"reconstruct -r" usage
Craig Ringer
craig at postnewspapers.com.au
Fri Apr 16 10:58:50 EDT 2004
On Fri, 2004-04-16 at 22:20, John Conant wrote:
> Hi,
>
> Sort of a side note - we started having trouble like that. Turned
> out that our overnight antivirus scan of the mail store would find a virus,
> and quarantine (move!) the infected file, thus messing up the Cyrus
> indexing. Now we schedule a system-wide reconstruct after the virus scan,
> which seems to work.
I'm also doing nightly mail spool scans, but I've found another method
to be quite effective when it comes to reconstructing the mailboxes.
Our virus scanner writes a log to stdout, so I simply grep that for the
string that indicates a detected virus. I then strip off the filenames
and the rest of the log data, sort the output, pipe it through uniq, and
use that output to reconstruct each mailbox that's been altered.

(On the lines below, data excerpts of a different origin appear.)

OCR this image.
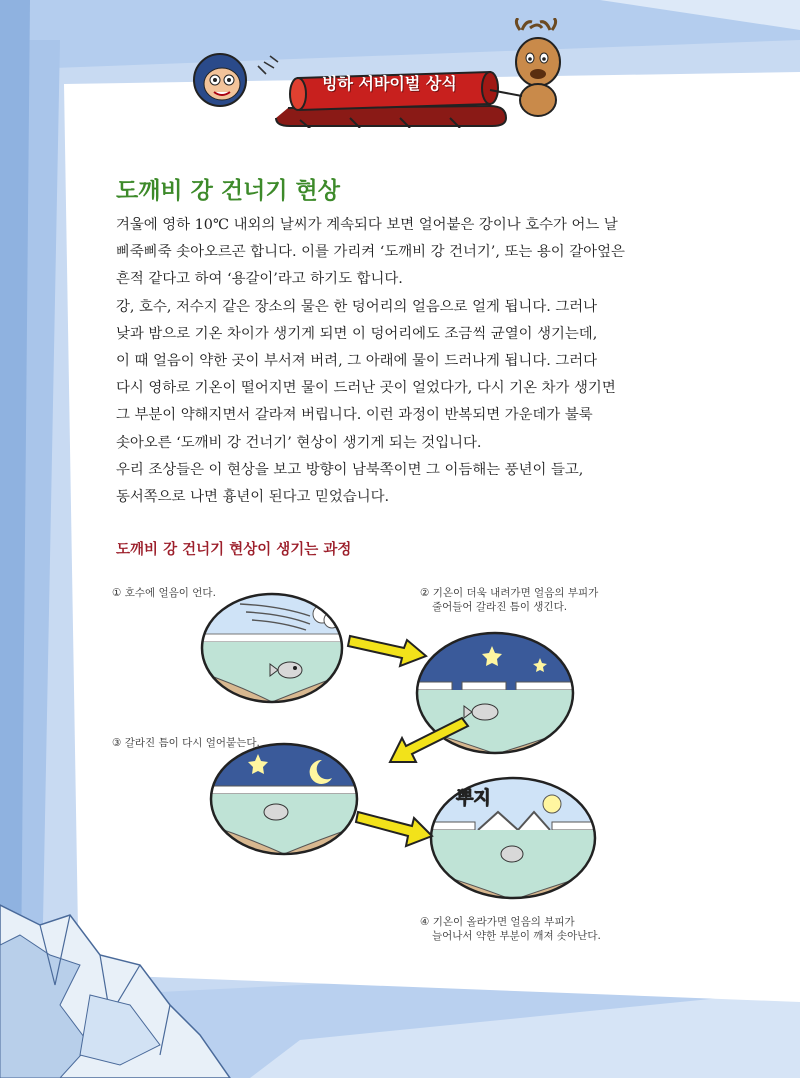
빙하 서바이벌 상식
도깨비 강 건너기 현상

겨울에 영하 10℃ 내외의 날씨가 계속되다 보면 얼어붙은 강이나 호수가 어느 날

삐죽삐죽 솟아오르곤 합니다. 이를 가리켜 ‘도깨비 강 건너기’, 또는 용이 갈아엎은

흔적 같다고 하여 ‘용갈이’라고 하기도 합니다.

강, 호수, 저수지 같은 장소의 물은 한 덩어리의 얼음으로 얼게 됩니다. 그러나

낮과 밤으로 기온 차이가 생기게 되면 이 덩어리에도 조금씩 균열이 생기는데,

이 때 얼음이 약한 곳이 부서져 버려, 그 아래에 물이 드러나게 됩니다. 그러다

다시 영하로 기온이 떨어지면 물이 드러난 곳이 얼었다가, 다시 기온 차가 생기면

그 부분이 약해지면서 갈라져 버립니다. 이런 과정이 반복되면 가운데가 불룩

솟아오른 ‘도깨비 강 건너기’ 현상이 생기게 되는 것입니다.

우리 조상들은 이 현상을 보고 방향이 남북쪽이면 그 이듬해는 풍년이 들고,

동서쪽으로 나면 흉년이 된다고 믿었습니다.

도깨비 강 건너기 현상이 생기는 과정
① 호수에 얼음이 언다.	② 기온이 더욱 내려가면 얼음의 부피가
줄어들어 갈라진 틈이 생긴다.
③ 갈라진 틈이 다시 얼어붙는다.
④ 기온이 올라가면 얼음의 부피가
늘어나서 약한 부분이 깨져 솟아난다.
뿌지
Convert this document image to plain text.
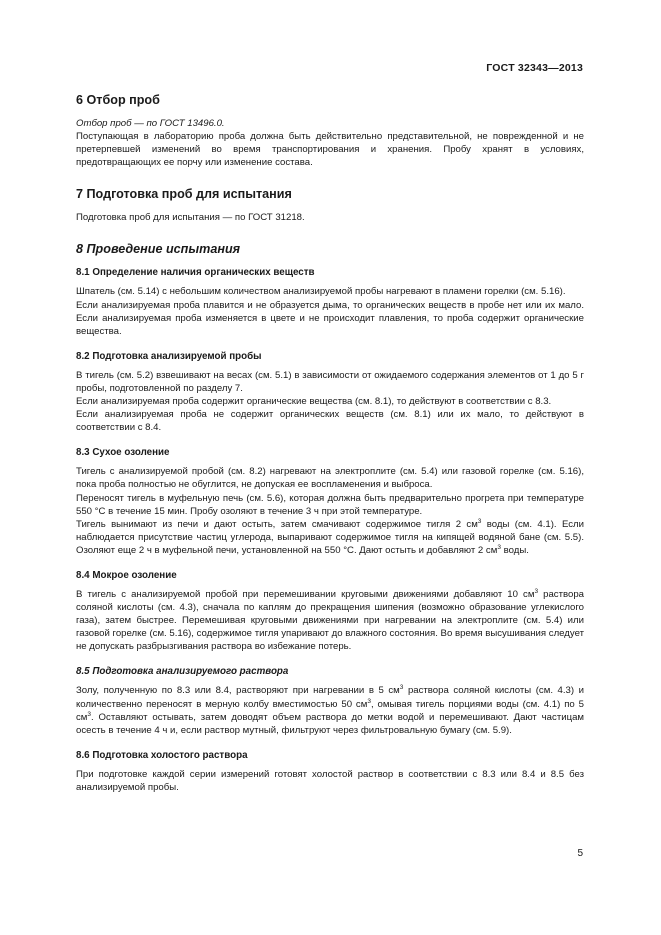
ГОСТ 32343—2013
6 Отбор проб

Отбор проб — по ГОСТ 13496.0.

Поступающая в лабораторию проба должна быть действительно представительной, не поврежденной и не претерпевшей изменений во время транспортирования и хранения. Пробу хранят в условиях, предотвращающих ее порчу или изменение состава.

7 Подготовка проб для испытания

Подготовка проб для испытания — по ГОСТ 31218.

8 Проведение испытания
8.1 Определение наличия органических веществ

Шпатель (см. 5.14) с небольшим количеством анализируемой пробы нагревают в пламени горелки (см. 5.16).

Если анализируемая проба плавится и не образуется дыма, то органических веществ в пробе нет или их мало. Если анализируемая проба изменяется в цвете и не происходит плавления, то проба содержит органические вещества.

8.2 Подготовка анализируемой пробы

В тигель (см. 5.2) взвешивают на весах (см. 5.1) в зависимости от ожидаемого содержания элементов от 1 до 5 г пробы, подготовленной по разделу 7.

Если анализируемая проба содержит органические вещества (см. 8.1), то действуют в соответствии с 8.3.

Если анализируемая проба не содержит органических веществ (см. 8.1) или их мало, то действуют в соответствии с 8.4.

8.3 Сухое озоление

Тигель с анализируемой пробой (см. 8.2) нагревают на электроплите (см. 5.4) или газовой горелке (см. 5.16), пока проба полностью не обуглится, не допуская ее воспламенения и выброса.

Переносят тигель в муфельную печь (см. 5.6), которая должна быть предварительно прогрета при температуре 550 °С в течение 15 мин. Пробу озоляют в течение 3 ч при этой температуре.

Тигель вынимают из печи и дают остыть, затем смачивают содержимое тигля 2 $см^3$ воды (см. 4.1). Если наблюдается присутствие частиц углерода, выпаривают содержимое тигля на кипящей водяной бане (см. 5.5). Озоляют еще 2 ч в муфельной печи, установленной на 550 °С. Дают остыть и добавляют 2 $см^3$ воды.

8.4 Мокрое озоление

В тигель с анализируемой пробой при перемешивании круговыми движениями добавляют 10 $см^3$ раствора соляной кислоты (см. 4.3), сначала по каплям до прекращения шипения (возможно образование углекислого газа), затем быстрее. Перемешивая круговыми движениями при нагревании на электроплите (см. 5.4) или газовой горелке (см. 5.16), содержимое тигля упаривают до влажного состояния. Во время высушивания следует не допускать разбрызгивания раствора во избежание потерь.

8.5 Подготовка анализируемого раствора

Золу, полученную по 8.3 или 8.4, растворяют при нагревании в 5 $см^3$ раствора соляной кислоты (см. 4.3) и количественно переносят в мерную колбу вместимостью 50 $см^3$, омывая тигель порциями воды (см. 4.1) по 5 $см^3$. Оставляют остывать, затем доводят объем раствора до метки водой и перемешивают. Дают частицам осесть в течение 4 ч и, если раствор мутный, фильтруют через фильтровальную бумагу (см. 5.9).

8.6 Подготовка холостого раствора

При подготовке каждой серии измерений готовят холостой раствор в соответствии с 8.3 или 8.4 и 8.5 без анализируемой пробы.

5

Note that I do _not_ let the virus scanner quarantine the files; I do
that myself. This approach can easily be adapted for a situation where
the virus scanner quarantines the files, though. This script will only
work out of the box for people using ClamAV and the same mail spool
structure as me, but the general idea should work for most.
I've attached the script. It's pretty primitive (I prefer Python, but
tasks like this are quicker in the shell). Nonetheless, I think this is
a cleaner way of doing things than reconstructing all the mailboxes.
I'll be moving to using python's imaplib to do all this soon.
As for the 'reconstruct -r' issue - I /think/ that only reconstructs
mailboxes listed in the mailboxes db. Perhaps you want '-f -r' to look
for mailboxes in subdirectories, too?